有一晚,“棒子队”在我家门前山岭上集合,说是去抢哪家地主的财物,当时有很多人还未到齐。罗在国就向刘保长抱怨道:“某某每次活动都不来,这次若不来,我们也不干了!”刘保长说道,“爷们,别吵了,老子们今晚就去抄他的家,烧他的房!”
        罗说,“那好,我们跟你走!”临走前,父亲凑到刘应章面前说,“刘保长,你看我的腮膀子发炎,恐怕去不了。”刘保长用手摸摸父亲的腮腺,滚烫的,说,“老幺,你在发烧,就别去了。
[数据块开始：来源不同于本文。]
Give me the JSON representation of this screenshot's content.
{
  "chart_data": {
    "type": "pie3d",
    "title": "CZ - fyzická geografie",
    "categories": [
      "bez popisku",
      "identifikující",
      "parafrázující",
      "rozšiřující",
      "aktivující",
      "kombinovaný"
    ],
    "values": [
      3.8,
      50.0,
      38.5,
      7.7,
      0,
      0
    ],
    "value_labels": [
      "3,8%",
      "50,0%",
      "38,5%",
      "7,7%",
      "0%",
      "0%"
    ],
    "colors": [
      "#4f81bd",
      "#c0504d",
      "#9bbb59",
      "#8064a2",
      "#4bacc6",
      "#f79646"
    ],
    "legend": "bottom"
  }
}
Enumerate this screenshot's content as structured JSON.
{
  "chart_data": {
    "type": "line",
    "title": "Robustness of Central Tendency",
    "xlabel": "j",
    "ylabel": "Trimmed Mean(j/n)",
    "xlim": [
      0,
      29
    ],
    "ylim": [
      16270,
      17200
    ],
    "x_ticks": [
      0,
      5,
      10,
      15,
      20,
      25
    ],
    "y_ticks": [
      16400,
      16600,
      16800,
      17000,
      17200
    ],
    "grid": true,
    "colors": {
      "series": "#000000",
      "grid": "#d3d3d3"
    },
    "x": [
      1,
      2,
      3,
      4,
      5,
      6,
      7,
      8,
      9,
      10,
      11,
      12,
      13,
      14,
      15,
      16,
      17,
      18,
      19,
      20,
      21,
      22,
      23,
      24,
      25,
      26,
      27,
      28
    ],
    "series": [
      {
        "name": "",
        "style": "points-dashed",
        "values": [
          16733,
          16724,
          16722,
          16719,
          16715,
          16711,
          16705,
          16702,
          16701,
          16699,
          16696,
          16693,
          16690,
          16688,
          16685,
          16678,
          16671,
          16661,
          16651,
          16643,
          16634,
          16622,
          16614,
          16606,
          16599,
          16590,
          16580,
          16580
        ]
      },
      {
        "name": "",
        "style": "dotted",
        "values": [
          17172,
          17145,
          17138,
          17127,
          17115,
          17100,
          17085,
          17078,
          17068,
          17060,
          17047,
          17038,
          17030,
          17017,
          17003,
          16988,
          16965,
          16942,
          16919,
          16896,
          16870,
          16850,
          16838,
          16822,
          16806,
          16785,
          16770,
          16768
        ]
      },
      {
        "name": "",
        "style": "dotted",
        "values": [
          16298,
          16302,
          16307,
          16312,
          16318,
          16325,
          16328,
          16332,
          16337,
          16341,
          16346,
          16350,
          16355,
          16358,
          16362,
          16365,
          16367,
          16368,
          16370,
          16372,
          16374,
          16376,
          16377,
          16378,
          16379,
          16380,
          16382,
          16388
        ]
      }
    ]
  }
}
”于是父亲就回家睡觉了。
        第二天一早,我的三爹雷大明就来到我家,开门就大声说道:“老幺,老子们昨晚把刘应章宰了!”父亲急忙说,“爷呀,你小点声,还怕人家不知道呀!”
        父亲和三爹来到后山坡沟里,看到刘保长浑身是刀痕,血流了一地,很惨。刘应章的姑爹郭永泰(外号郭二谝子)也闻讯赶来,见刘应章满身刀痕,用大烟袋指着刘应章的尸体哭诉道:“哎呀呀,好惨啊。。。刘应章啊,你个狗日的不是人啊,你先抓你的姑爹,再抓你的妹夫(刘应章的妹夫,正是郭二谝子的大儿媳妇)啊!你早该死呀!”
        三爹还津津乐道的讲述昨晚刺杀的经过:罗在国紧跟在刘应章的身后,等走到后山沟,罗在国就扣响土充的扳机,可惜,瞎火。又扳枪机,又扣,又瞎火。
        刘保长在前还叮嘱道:“爷们,别玩枪,小心走火!”这时大家一起上,枪托夯,棒子打,苗子(刺刀)捅,把刘保长打得妈都没叫一声,就去见阎王了。
        父亲和三爹就地掩埋了刘应章。这事,在当时新旧掌权交替时,也没人追究。不了了之。可怜旧政权的保长刘应章,就这样不明不白的死了。站在历史的角度看他,他为当时政府办事尽责尽责,有何过错?拉夫派兵是保长分内之事。却为此得罪了不少人。他是在替当局受过。若是现在的兵役制度,人们踊跃参军,那有如此悲剧?他的悲剧与其说是他个人悲剧,不如说是蒋家王朝的悲剧!这是题外话。


                                                       (七)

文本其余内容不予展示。